A nother woman on Sunday accused Jewish Home MK Yinon Magal of sexual harassment, according to Channel 2, which reported that she was the fourth to level such accusations against him.
The woman, who was not identified, had worked with Magal, but not during his tenure as editor-in-chief at the Walla news website, when the three other alleged acts of harassment took place. She said she ran into Magal some two years ago, and the now-lawmaker forcibly kissed her, leaving her “stunned,” the report said.
The woman said she didn’t complain at the time, because she feared public backlash. However, once several other women stepped forward to testify against Magal, the woman said she decided to do so as well.
The Israel Police said Wednesday that it was launching an investigation into allegations of sexual misconduct after two women claimed that Magal made advances toward them during and after his period at Walla. Magal stepped down as the popular site’s editor in late 2014 in order to run for Knesset.

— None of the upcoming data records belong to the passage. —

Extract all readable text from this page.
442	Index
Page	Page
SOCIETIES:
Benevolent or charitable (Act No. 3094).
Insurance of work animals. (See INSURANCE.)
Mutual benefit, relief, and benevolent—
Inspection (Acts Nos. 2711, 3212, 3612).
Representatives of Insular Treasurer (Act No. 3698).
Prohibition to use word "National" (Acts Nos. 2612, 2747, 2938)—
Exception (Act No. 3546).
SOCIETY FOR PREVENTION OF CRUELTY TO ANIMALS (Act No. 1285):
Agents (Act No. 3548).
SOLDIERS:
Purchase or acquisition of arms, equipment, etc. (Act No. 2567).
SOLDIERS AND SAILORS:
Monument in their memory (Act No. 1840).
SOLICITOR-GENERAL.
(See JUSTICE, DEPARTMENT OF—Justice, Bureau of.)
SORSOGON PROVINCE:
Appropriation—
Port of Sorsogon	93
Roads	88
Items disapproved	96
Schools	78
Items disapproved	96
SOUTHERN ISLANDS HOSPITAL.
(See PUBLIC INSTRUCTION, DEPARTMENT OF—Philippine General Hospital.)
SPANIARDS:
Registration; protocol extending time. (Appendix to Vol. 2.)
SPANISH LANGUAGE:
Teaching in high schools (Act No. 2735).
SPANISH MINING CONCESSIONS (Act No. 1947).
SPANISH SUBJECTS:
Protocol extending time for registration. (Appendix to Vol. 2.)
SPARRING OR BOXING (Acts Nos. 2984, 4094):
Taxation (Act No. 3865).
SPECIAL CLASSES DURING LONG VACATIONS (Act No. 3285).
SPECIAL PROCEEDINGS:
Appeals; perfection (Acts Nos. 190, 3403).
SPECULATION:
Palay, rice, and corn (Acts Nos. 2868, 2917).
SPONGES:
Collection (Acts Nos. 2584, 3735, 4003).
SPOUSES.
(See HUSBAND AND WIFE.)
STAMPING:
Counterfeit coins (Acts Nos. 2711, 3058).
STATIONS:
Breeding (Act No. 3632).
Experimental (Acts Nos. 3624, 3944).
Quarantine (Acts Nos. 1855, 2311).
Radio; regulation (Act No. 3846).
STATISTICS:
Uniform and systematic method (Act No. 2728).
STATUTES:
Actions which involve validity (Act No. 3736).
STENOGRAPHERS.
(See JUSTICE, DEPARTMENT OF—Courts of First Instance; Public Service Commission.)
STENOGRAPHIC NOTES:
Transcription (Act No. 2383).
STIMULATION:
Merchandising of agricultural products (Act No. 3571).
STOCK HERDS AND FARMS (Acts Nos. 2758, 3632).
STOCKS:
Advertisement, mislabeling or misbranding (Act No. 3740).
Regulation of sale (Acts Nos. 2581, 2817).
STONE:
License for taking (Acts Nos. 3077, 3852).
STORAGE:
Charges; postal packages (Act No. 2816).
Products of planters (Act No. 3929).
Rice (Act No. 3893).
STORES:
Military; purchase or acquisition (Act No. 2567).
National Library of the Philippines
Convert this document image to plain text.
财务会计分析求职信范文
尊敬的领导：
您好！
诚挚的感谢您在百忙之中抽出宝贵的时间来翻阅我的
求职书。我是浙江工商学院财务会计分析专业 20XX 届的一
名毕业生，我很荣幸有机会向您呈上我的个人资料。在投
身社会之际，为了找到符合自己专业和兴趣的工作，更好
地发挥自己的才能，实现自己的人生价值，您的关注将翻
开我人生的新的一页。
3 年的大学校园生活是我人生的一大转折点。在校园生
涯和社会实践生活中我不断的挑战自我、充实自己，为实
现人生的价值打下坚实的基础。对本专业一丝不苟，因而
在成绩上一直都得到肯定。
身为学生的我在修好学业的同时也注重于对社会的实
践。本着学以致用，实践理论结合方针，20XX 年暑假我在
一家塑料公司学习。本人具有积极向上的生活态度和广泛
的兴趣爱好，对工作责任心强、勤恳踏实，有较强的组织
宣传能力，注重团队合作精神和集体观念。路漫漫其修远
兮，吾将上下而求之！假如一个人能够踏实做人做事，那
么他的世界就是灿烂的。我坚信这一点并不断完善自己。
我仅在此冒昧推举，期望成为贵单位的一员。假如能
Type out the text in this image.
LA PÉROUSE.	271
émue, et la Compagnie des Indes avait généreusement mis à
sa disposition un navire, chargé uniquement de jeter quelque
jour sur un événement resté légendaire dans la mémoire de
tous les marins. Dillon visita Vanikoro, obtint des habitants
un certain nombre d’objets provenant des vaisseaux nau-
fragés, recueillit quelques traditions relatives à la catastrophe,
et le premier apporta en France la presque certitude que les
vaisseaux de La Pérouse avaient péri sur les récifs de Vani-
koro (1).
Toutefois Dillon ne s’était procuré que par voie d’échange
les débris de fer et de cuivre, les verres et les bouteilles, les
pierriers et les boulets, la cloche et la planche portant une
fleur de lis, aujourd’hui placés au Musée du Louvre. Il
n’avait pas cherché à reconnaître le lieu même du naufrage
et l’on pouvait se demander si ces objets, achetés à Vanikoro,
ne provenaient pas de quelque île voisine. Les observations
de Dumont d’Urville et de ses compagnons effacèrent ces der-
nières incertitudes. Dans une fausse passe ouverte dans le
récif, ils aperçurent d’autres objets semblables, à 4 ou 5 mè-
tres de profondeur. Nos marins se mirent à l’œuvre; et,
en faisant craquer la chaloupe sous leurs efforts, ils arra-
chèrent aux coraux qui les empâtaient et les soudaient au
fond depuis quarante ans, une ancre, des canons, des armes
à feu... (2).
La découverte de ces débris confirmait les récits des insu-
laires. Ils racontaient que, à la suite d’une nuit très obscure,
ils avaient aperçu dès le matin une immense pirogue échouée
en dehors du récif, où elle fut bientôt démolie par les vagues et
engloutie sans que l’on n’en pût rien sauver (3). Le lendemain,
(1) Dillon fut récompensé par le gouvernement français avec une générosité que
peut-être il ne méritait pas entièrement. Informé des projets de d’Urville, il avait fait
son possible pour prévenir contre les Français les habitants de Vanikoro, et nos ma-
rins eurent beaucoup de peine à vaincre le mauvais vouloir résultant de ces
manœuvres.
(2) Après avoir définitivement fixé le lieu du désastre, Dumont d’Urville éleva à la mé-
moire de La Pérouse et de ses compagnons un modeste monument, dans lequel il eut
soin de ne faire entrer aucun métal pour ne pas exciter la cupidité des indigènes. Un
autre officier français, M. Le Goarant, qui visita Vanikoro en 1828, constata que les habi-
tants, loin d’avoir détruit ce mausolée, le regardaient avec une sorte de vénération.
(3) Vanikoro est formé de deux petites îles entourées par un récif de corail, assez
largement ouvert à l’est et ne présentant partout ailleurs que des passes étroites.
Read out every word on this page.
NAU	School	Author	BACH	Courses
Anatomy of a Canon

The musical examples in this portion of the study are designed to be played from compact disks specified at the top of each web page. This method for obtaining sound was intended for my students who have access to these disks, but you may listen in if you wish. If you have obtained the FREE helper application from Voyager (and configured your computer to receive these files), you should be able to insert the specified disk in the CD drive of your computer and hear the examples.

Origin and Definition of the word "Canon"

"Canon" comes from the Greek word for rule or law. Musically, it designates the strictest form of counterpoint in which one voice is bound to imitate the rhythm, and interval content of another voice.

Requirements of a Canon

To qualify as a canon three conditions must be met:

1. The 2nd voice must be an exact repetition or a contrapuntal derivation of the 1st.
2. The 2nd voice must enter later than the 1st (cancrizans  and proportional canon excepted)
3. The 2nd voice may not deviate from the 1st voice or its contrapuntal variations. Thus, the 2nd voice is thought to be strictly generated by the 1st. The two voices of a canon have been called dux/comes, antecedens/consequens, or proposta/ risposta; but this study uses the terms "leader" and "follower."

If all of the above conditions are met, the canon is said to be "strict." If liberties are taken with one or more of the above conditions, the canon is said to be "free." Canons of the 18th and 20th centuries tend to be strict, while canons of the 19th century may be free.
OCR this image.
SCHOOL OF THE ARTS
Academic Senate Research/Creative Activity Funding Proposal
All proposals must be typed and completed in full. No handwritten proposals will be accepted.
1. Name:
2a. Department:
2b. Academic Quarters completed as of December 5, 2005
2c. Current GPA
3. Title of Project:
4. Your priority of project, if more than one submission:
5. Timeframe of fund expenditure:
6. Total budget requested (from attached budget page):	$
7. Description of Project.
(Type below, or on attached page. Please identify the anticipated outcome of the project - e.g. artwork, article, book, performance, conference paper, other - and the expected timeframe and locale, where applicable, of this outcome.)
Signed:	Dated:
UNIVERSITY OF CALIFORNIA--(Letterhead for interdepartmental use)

Senior police officials said they believed Magal would be questioned in the coming days, the Ynet news site reported.
The first public allegations surfaced on Tuesday morning, in a Facebook post by Walla reporter Racheli Rottner, who said Magal had made lewd comments and advances toward her at his farewell party, shortly before he entered politics. Hours later, Walla reporter Or Shukran also took to Facebook and accused Magal of “repeatedly stroking my behind, even after I asked him to stop,” an act that could be considered sexual assault. While Channel 2 reported Sunday that the woman who approached police on Sunday was the fourth to do so, the identity of the third woman wasn’t immediately clear.
The probe into the allegations was launched by the high-level task force Lahav 433, the Israel Police said in a statement.
A source told Ynet that Magal would be questioned under caution if the police receive formal complaints against him. In the absence of formal accusations, investigators will determine whether a case can be built — based on any testimonies they collect — before submitting a request to Attorney General Yehuda Weinstein to question Magal.
As a serving Knesset member, Magal enjoys immunity from “searches, detention, criminal hearings and legal proceedings that are not connected to his work as a member of Knesset,” — an immunity that only the Knesset itself can lift. A lawmaker can also choose to forgo his or her immunity.
Magal initially responded to the charges with his own Facebook post, saying that he had made inappropriate comments, but would have expected friends to raise their concerns with him directly, rather than “shame” him in public. He later acknowledged “misconduct,” without going into details.
He resigned Tuesday night from his position as Jewish Home’s Knesset faction chairman, a role comparable to the party’s parliamentary whip, after a meeting with the party’s chief, Education Minister Naftali Bennett, to discuss the accusations against him.
“I made a mistake in my past conduct, which is even more unbecoming for the public official I am today,” Magal said in his statement Wednesday. “I apologize from the bottom of my heart to those who were hurt. I am determined to correct my behavior and also to repair things on the personal and family level.”
Magal told Bennett that none of the accusations against him constituted criminal offenses, and that the things he said to female employees were said in a “different spirit” from the way in which they were being represented.